UM PINGUÇO EM MEU TÁXI
Ao pegar um sujeito, aparentando ter uns trinta anos, fiquei logo arrependido, pois o cara estava com um bafo de cana horrível.
Pediu-me que fosse ao bairro de Madureira e que não precisasse correr. Andei por alguns quilômetros e escutei um barulho estranho. Foi quando olhei e vi que o homem estava dormindo e também roncando.
Se eu fosse outro, poderia ter dado um monte de voltas para que o taxímetro marcasse mais, e o dorminhoco nem notaria. Meio sem graça, resolvi chamá-lo:
Amigo, me desculpe acordá-lo, mas o senhor esqueceu de me dizer o nome da rua.
Ah, leve-me para uma sauna que tem em Madureira, mas antes, pare naquele bar ali – disse ele, sonolento.
Do carro, vi que ele tomou uma pinga e ainda veio bebendo uma cerveja em lata.
Toca aí, piloto!
O senhor me faz um favor?

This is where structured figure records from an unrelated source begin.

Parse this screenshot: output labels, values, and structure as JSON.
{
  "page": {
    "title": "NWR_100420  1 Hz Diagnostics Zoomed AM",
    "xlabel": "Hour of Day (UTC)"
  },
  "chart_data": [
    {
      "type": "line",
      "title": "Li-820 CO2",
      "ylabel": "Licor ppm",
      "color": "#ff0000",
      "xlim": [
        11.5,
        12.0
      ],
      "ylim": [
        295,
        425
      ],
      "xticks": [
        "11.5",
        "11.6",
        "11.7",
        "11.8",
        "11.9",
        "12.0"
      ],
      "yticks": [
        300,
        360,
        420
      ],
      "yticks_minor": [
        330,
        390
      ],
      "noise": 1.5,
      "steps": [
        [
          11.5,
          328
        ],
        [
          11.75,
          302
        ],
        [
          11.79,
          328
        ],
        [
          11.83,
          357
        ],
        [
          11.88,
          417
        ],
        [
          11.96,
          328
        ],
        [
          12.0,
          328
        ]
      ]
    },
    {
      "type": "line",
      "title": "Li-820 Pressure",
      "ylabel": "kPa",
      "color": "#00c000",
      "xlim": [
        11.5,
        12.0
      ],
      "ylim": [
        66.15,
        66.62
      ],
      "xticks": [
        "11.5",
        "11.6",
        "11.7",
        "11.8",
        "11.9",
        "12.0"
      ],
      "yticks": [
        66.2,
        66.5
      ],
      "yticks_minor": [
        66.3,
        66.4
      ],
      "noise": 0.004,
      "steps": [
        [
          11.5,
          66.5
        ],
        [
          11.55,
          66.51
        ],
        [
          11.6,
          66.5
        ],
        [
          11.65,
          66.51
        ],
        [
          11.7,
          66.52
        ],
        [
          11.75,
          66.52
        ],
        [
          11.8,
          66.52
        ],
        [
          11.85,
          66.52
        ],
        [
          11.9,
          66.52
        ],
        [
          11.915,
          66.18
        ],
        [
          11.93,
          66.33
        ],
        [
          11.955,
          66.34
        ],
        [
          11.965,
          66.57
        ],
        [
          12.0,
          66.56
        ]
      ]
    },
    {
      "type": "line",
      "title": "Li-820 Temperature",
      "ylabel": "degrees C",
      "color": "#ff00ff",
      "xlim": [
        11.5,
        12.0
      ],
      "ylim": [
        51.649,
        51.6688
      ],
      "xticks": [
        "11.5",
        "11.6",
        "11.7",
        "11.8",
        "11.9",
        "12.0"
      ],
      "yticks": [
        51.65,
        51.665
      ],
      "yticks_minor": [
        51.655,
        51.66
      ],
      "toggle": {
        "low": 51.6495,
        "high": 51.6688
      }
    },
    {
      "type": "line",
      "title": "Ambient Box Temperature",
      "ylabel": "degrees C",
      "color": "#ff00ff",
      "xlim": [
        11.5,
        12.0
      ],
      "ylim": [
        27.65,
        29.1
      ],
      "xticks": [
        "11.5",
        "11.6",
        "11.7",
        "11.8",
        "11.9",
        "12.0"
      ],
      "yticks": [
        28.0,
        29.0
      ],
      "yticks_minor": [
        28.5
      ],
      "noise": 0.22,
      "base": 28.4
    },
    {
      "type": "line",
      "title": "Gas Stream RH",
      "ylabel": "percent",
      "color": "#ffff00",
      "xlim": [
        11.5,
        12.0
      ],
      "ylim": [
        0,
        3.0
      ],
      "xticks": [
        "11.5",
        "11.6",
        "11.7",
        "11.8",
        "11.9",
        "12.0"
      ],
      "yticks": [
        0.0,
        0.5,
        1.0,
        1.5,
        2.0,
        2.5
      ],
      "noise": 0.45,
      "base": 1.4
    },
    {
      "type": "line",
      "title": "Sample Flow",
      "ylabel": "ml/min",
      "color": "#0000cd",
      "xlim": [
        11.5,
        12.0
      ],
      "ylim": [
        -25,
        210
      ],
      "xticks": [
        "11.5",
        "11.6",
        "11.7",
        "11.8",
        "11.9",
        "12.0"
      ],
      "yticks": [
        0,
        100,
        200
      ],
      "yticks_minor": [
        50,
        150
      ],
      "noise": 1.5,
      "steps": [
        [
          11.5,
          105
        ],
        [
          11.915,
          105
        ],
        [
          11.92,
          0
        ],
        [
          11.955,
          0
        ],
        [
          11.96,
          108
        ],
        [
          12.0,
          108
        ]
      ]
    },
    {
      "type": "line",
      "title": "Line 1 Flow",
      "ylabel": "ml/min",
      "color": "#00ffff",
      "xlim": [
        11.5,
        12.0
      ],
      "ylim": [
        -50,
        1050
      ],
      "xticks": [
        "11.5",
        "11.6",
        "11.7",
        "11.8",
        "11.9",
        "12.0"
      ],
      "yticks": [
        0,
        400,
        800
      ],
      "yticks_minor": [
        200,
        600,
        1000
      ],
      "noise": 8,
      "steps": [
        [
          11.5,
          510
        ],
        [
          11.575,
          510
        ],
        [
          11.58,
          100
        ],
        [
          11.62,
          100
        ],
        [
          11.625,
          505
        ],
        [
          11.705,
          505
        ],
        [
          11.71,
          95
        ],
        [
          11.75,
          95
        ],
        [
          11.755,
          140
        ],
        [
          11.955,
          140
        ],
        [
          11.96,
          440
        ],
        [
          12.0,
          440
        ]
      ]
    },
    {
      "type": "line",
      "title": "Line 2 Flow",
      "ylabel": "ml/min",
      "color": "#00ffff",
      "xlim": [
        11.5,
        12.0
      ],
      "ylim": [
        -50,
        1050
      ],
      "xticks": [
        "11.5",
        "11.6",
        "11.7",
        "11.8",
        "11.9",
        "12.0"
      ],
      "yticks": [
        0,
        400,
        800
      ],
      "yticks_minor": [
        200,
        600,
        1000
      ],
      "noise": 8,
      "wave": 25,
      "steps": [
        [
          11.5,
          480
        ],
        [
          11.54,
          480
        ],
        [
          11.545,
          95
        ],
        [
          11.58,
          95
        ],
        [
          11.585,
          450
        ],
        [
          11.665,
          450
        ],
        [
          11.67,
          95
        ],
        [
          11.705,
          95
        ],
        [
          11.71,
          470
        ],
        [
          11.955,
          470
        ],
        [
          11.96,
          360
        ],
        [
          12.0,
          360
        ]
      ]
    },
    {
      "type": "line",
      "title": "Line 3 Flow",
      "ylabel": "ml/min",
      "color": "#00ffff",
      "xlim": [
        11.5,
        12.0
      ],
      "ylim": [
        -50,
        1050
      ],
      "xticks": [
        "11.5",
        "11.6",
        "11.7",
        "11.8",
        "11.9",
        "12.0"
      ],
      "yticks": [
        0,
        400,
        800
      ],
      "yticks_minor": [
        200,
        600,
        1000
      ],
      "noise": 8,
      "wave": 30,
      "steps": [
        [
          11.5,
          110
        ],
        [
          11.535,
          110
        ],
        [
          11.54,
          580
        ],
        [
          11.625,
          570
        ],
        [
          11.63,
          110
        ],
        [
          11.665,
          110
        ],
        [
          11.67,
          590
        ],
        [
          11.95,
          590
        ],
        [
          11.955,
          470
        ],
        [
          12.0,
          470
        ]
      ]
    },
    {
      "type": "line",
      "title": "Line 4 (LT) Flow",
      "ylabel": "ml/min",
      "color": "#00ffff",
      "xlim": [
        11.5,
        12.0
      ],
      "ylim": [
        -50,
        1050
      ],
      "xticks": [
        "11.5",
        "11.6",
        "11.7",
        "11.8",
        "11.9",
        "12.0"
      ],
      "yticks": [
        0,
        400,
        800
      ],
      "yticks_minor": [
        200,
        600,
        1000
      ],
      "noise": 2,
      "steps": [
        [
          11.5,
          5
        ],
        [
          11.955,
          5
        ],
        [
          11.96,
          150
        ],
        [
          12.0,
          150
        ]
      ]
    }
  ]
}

Toma cuidado para não entornar a cerveja no banco.
Mal terminei de falar, e o pé de cana entornou tudo em seu colo, molhando o banco também.
Olha só, acabei de falar, e o senhor entornou tudo. Dormiu de novo?
Não faz mal, ainda tenho dez reais, dá para comprar mais duas latinhas de cerveja e a calça seca rapidinho – disse ele.
Não faz mal!? O senhor molhou o banco e vai ficar cheirando a cerveja... Além disso, que história é essa de só ter dez reais?
O taxímetro já estava marcando vinte reais, e o malandro tinha dito que só tinha dez reais. Ele se entregou.
Não esquenta, não, no final vai dar tudo certo – disse o safado.
Acho melhor dar tudo certo mesmo, hein!? Por que o senhor não vai para casa? Assim vai poder dormir em sua cama.
Em sua casa poderia ser que ele tivesse o dinheiro da corrida, ou então, eu cobraria de algum parente...
Ir para casa!? Você está maluco? Minha mulher me botou para fora e não quer me ver nem pintado.
Imagino o que o senhor não aprontou...
Eu estava pressentindo que vinha confusão pela frente.
Olha aqui, não conheço nenhuma sauna em Madureira. Outra coisa, quero saber como será o pagamento dessa corrida.
Está vendo aquela rua ali? É lá, entra nela... Fica tranquilo, taxista...
Chegando ao final daquela rua, não havia sauna nenhuma. Quando fui perguntar de novo, olhei para o lado e ele estava dormindo novamente.
Resolvi ir para um lugar mais movimentado. Estava pensando até em procurar uma viatura policial e dizer que aquele cidadão estava sem dinheiro para pagar a corrida. Foi quando ele acordou, muito estranho, estava pálido, engolindo a seco, e disse:
Pára o carro, pára! Estou com vontade de vomitar.
Dei uma freada brusca, o pinguço acertou a cabeça no pára-brisa, abriu a porta do carro e saiu golfando com a mão na boca. Sujou um pouco o carro de vômito, mas foi o tempo certo. Eu, como não posso ver nem sentir cheiro de vômito, acelerei e saí correndo dali. Tive de ir embora para casa, porque, com o banco molhado de cerveja e também vomitado, não dava para continuar com o trabalho, até porque meu estômago já estava embrulhando. Foi quando me dei conta:
Ih, caramba!!! Além de não cobrar a corrida, esqueci de pegar os dez reais que ele ainda tinha.